Once Again, Some Results Correct Popular Misperceptions

--  US companies invest in China to reach the China market:  Ninety-two
    percent of respondents cite this as their main objective for establishing
    operations there. Far behind are investments made to export to other
    markets (26 percent) or the US market (23 percent). So, who is doing all
    that exporting from China? Much of it is from Asian companies that have
    been exporting to the United States for decades -- but now have facilities
    in China. The rising costs cited above may be affecting those companies
    most.
--  Companies can make money in China:  Eighty-eight percent of
    respondents say they are profitable in China, and 81 percent say their
    profit margins in China are the same or better than their company's global
    margins.
--  US companies serve as models for better business practices and working
    conditions in China:  Eighty-three percent of respondents pay higher wages
    than their domestic counterparts.
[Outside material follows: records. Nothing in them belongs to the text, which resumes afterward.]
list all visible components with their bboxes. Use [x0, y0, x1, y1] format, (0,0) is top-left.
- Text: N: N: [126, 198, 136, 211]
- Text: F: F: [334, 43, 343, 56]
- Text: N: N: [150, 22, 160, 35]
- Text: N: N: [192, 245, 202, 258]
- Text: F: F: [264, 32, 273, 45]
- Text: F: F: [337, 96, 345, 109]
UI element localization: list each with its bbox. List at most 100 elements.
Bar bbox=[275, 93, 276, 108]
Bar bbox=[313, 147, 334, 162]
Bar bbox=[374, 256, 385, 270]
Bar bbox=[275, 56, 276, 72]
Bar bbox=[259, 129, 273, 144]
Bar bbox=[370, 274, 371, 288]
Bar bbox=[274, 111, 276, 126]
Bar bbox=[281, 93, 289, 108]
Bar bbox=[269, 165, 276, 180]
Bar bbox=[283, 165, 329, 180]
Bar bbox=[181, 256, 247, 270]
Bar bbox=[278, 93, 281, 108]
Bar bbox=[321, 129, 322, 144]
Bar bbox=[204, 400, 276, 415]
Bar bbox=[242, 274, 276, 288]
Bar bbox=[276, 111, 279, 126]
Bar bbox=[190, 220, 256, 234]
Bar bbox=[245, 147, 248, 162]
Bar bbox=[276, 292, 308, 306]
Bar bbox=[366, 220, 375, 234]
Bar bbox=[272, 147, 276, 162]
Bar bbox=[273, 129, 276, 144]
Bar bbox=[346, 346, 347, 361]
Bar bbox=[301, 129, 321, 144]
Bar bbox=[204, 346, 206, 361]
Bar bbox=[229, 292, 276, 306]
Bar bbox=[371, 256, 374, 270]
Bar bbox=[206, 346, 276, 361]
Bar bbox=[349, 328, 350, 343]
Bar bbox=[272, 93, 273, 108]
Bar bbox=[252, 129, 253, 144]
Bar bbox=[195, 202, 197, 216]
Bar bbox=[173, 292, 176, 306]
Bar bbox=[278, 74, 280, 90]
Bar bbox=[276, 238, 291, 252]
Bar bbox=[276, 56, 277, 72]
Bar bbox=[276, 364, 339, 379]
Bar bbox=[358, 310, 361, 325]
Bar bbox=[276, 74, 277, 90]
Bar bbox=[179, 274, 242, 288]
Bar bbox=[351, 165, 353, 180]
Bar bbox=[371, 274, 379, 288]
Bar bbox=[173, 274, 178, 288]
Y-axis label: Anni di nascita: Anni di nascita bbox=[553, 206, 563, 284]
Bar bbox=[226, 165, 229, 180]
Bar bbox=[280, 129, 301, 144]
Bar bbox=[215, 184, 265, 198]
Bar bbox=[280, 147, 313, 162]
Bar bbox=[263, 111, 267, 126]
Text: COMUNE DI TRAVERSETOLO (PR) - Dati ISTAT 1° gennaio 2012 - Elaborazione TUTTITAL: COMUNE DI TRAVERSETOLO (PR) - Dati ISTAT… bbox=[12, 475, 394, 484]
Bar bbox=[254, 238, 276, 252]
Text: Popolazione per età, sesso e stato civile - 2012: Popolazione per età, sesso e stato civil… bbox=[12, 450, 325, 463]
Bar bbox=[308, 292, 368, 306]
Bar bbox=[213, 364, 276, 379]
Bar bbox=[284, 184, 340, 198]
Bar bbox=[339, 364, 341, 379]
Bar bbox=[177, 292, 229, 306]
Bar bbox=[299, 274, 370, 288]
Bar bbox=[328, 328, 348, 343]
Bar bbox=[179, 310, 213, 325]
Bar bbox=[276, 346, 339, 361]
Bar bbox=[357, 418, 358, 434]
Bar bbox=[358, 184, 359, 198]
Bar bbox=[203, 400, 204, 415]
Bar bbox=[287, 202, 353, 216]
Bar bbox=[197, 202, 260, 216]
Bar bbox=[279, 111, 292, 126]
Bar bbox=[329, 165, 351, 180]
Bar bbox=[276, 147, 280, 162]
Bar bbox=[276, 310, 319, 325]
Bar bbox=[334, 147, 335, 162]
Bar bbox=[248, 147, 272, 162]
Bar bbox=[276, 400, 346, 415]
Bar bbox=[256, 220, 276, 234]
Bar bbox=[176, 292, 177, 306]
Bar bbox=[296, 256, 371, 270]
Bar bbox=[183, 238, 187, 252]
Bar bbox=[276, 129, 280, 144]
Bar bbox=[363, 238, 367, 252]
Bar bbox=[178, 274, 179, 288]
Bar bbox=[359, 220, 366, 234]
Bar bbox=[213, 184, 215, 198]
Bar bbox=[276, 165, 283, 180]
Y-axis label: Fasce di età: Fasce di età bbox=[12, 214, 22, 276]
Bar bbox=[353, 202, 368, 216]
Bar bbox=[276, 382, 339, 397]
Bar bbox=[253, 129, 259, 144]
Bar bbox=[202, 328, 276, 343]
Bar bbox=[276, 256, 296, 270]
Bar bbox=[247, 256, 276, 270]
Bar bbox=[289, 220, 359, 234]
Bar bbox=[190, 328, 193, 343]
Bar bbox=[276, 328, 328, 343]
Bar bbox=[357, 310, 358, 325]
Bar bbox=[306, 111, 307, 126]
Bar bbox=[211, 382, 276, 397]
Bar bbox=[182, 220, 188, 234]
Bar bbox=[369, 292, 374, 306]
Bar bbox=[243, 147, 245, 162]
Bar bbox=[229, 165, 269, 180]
More than 90 percent bring their global
    workplace safety practices to their China facilities, which two-thirds say
    exceed local requirements.
    

The US-China Business Council (USCBC, www.uschina.org) is the leading organization of US companies engaged in business with the People's Republic of China. Founded in 1973, USCBC provides extensive China-focused information, advisory and advocacy services, and events to roughly 250 US corporations operating within the United States and throughout Asia.